Ce lundi matin, tandis que le soleil commençait à monter dans le ciel, Jude se dit que les jours à venir s'annonçaient meilleurs que les précédents. Logé et nourri, dans un tel endroit, les choses ne pouvaient que bien aller. Pour la première fois depuis longtemps, il ne ressentait plus ce poids qui lui pesait constamment sur les épaules. Au contraire il se sentait léger et joyeux, impatient de commencer à travailler, même s'il savait que ce nouvel emploi ne serait pas de tout repos.

Heureux, il s'affaira alors en sifflotant à ranger les quelques affaires qu'il avait emportées dans un placard et réorganisa un peu l'espace afin qu'il lui corresponde. Face à la petite fenêtre qui donnait sur l'étang, Jude disposa son lit et déplaça la petite table face à la porte d'entrée. Ainsi, il pourrait déjeuner et dîner, lors des beaux jours, face à une porte ouverte et pourrait observer les étoiles depuis son lit. Cela lui convenait mieux ainsi.

Comme Henry Ascott le lui avait signifié lors de son entretien d'embauche, Jude bénéficia de la matinée pour s'installer et prendre ses marques. Après avoir réorganisé la maison et rangé ses affaires, il quitta son chez-lui afin de se familiariser avec les lieux. Il se balada dans le parc quelques minutes, empruntant quelques sentiers au bord de l'étang et dans le petit bois, et remonta ensuite vers les bâtisses par le chemin principal. Le domaine Ascott semblait désert ce matin-là car Jude ne croisa personne. Ni un domestique, ni Henry Ascott, ni ce charmant cavalier qui n'avait plus quitté ses pensées lorsqu'il pénétra dans l'écurie. Un claquement de langue plus tard, trois chevaux passèrent la tête à travers l'embrasure de leur box et dressèrent leurs oreilles, curieux.

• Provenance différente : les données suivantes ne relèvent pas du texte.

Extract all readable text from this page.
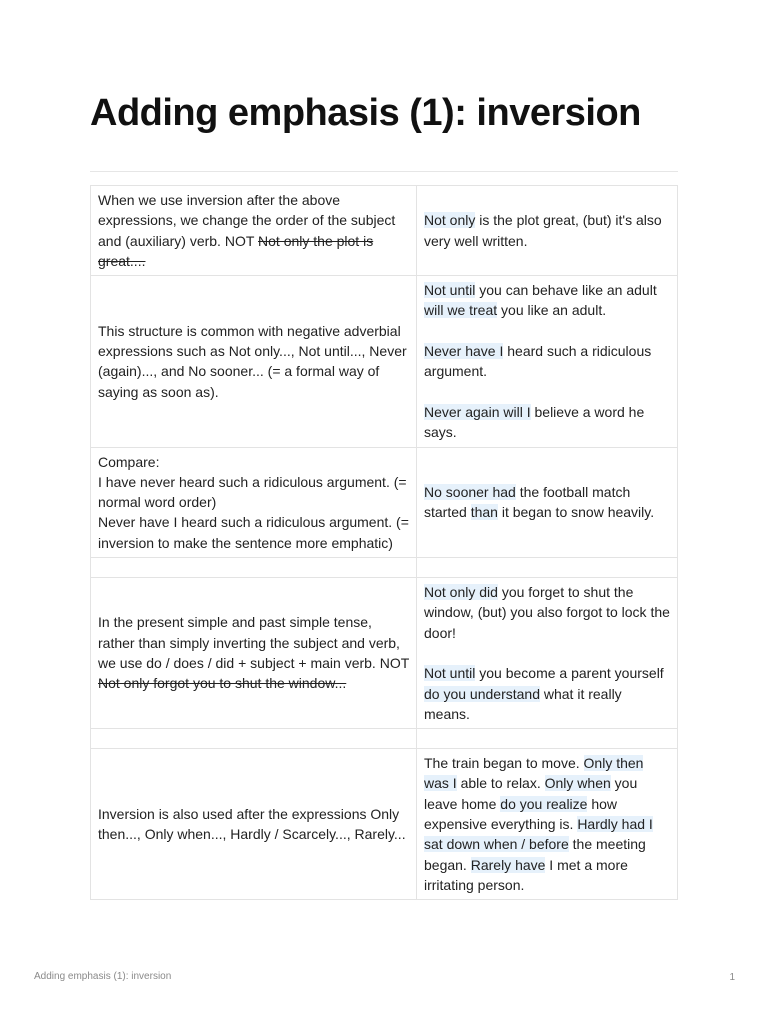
Adding emphasis (1): inversion
When we use inversion after the above expressions, we change the order of the subject and (auxiliary) verb. NOT Not only the plot is great....	Not only is the plot great, (but) it's also very well written.

This structure is common with negative adverbial expressions such as Not only..., Not until..., Never (again)..., and No sooner... (= a formal way of saying as soon as).	Not until you can behave like an adult will we treat you like an adult.
Never have I heard such a ridiculous argument.
Never again will I believe a word he says.

Compare:
I have never heard such a ridiculous argument. (= normal word order)
Never have I heard such a ridiculous argument. (= inversion to make the sentence more emphatic)	No sooner had the football match started than it began to snow heavily.

In the present simple and past simple tense, rather than simply inverting the subject and verb, we use do / does / did + subject + main verb. NOT Not only forgot you to shut the window...	Not only did you forget to shut the window, (but) you also forgot to lock the door!
Not until you become a parent yourself do you understand what it really means.

Inversion is also used after the expressions Only then..., Only when..., Hardly / Scarcely..., Rarely...	The train began to move. Only then was I able to relax. Only when you leave home do you realize how expensive everything is. Hardly had I sat down when / before the meeting began. Rarely have I met a more irritating person.
Adding emphasis (1): inversion	1
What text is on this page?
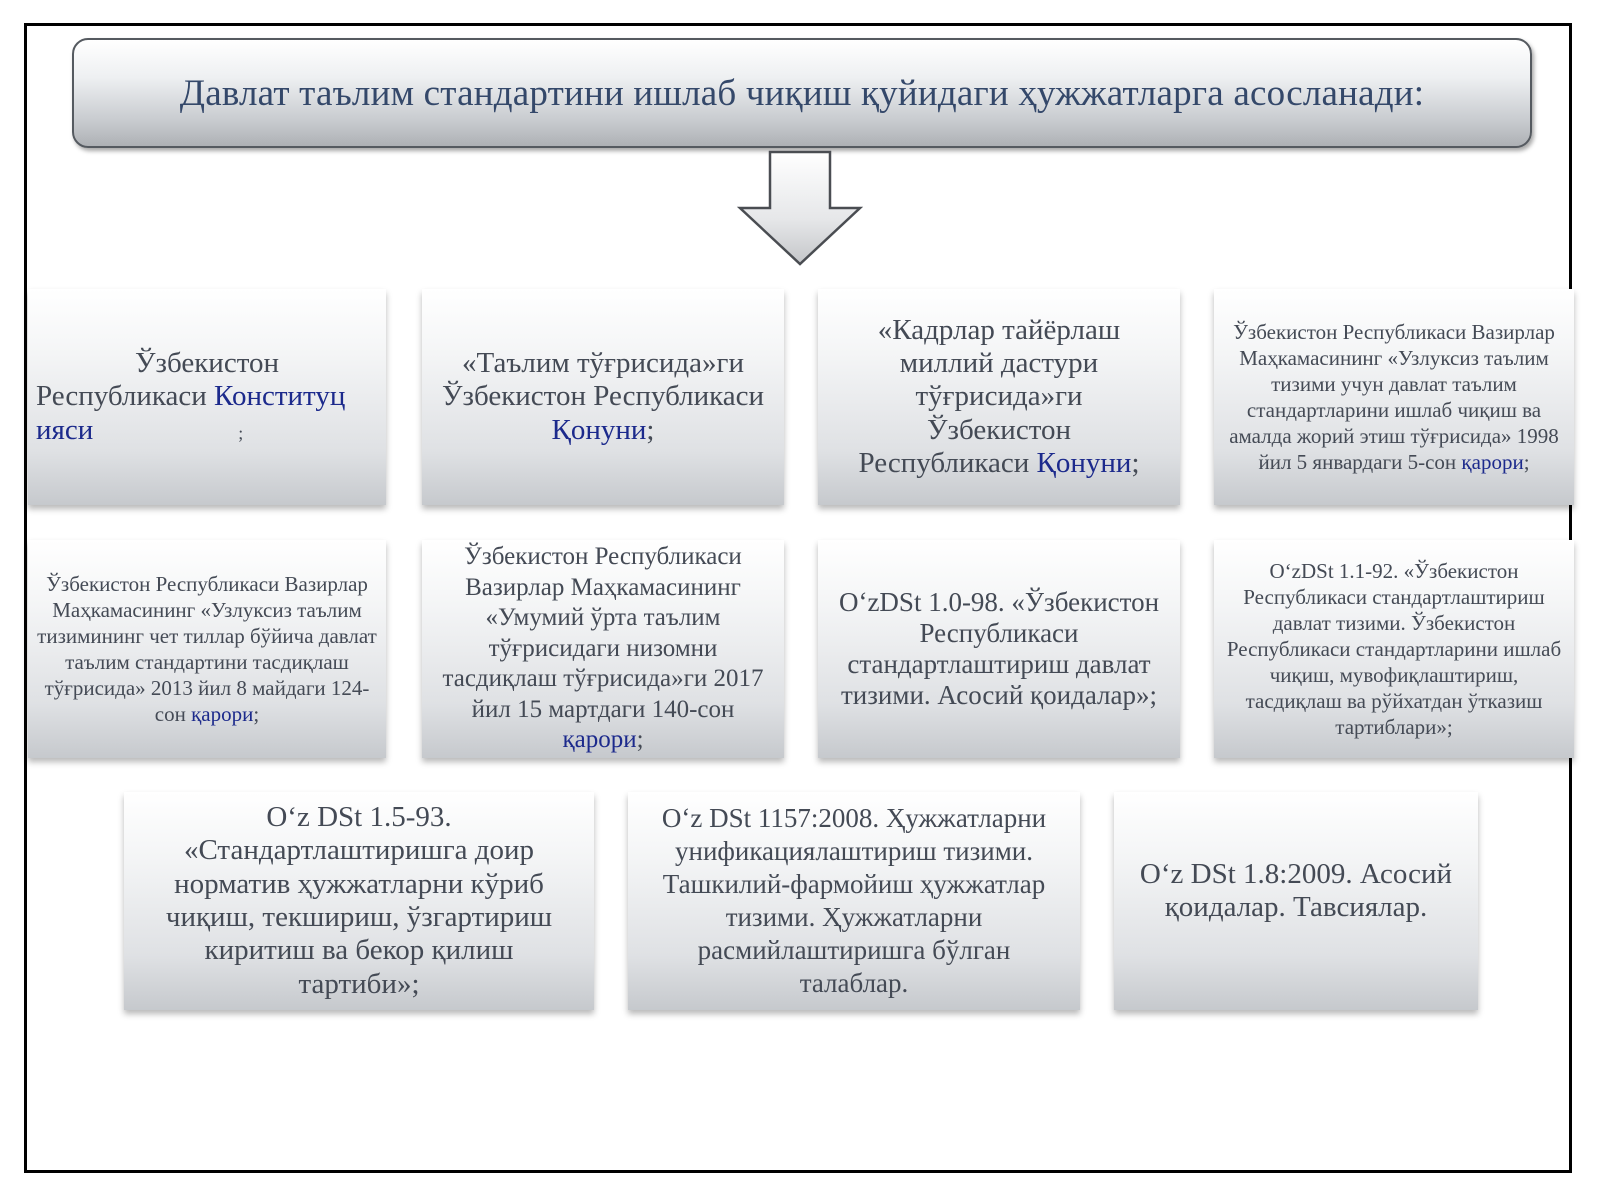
Давлат таълим стандартини ишлаб чиқиш қуйидаги ҳужжатларга асосланади:
Ўзбекистон
Республикаси Конституц
ияси	;
«Таълим тўғрисида»ги Ўзбекистон Республикаси Қонуни;
«Кадрлар тайёрлаш миллий дастури тўғрисида»ги Ўзбекистон Республикаси Қонуни;
Ўзбекистон Республикаси Вазирлар Маҳкамасининг «Узлуксиз таълим тизими учун давлат таълим стандартларини ишлаб чиқиш ва амалда жорий этиш тўғрисида» 1998 йил 5 январдаги 5-сон қарори;
Ўзбекистон Республикаси Вазирлар Маҳкамасининг «Узлуксиз таълим тизимининг чет тиллар бўйича давлат таълим стандартини тасдиқлаш тўғрисида» 2013 йил 8 майдаги 124-сон қарори;
Ўзбекистон Республикаси Вазирлар Маҳкамасининг «Умумий ўрта таълим тўғрисидаги низомни тасдиқлаш тўғрисида»ги 2017 йил 15 мартдаги 140-сон қарори;
OʻzDSt 1.0-98. «Ўзбекистон Республикаси стандартлаштириш давлат тизими. Асосий қоидалар»;
OʻzDSt 1.1-92. «Ўзбекистон Республикаси стандартлаштириш давлат тизими. Ўзбекистон Республикаси стандартларини ишлаб чиқиш, мувофиқлаштириш, тасдиқлаш ва рўйхатдан ўтказиш тартиблари»;
Oʻz DSt 1.5-93. «Стандартлаштиришга доир норматив ҳужжатларни кўриб чиқиш, текшириш, ўзгартириш киритиш ва бекор қилиш тартиби»;
Oʻz DSt 1157:2008. Ҳужжатларни унификациялаштириш тизими. Ташкилий-фармойиш ҳужжатлар тизими. Ҳужжатларни расмийлаштиришга бўлган талаблар.
Oʻz DSt 1.8:2009. Асосий қоидалар. Тавсиялар.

Tour à tour, Jude s'approcha d'eux et les gratifia chacun d'une caresse sur l'en-tête. Si les deux premiers étaient des hongres au poil gris souris, ce fut le bel alezan qui attira une nouvelle fois l'attention de Jude. Des chevaux, il en avait vus dans sa jeunesse. Les écuries, il y avait travaillé et en connaissait le fonctionnement sur le bout des doigts. Jamais pourtant il n'avait eu la chance de rencontrer un animal tel que celui-ci. Devant la porte de son box, les doigts enfouis dans son toupet soyeux, Jude observa l'animal comme s'il le passait au rayon X. L'étalon dégageait une aura et une puissance que Jude n'avait jamais ressentie chez aucun autre cheval auparavant. Il était splendide et majestueux. C'est alors que le cheval hennit, les oreilles attentivement dressées sur sa tête, que Jude s'aperçut de la présence de Winston.

Ce dernier, qui avait commencé ses cours particuliers deux heures plus tôt, était en pleine pause. S'il avait l'habitude de prendre un thé durant cette dernière, ce matin-là avait fait exception à la règle. En effet, sa curiosité avait été piquée au vif lorsqu'il avait vu le nouvel employé entrer dans l'écurie, près de vingt minutes plus tôt, et ne pas en ressortir. Le voir là, proche de son cheval et les yeux émerveillés, lui fit tout drôle. Il s'était attendu à le trouver au travail, et non en train de gratifier son cheval de caresses.

— Qu'est-ce que vous faites ?, demanda-t-il perplexe.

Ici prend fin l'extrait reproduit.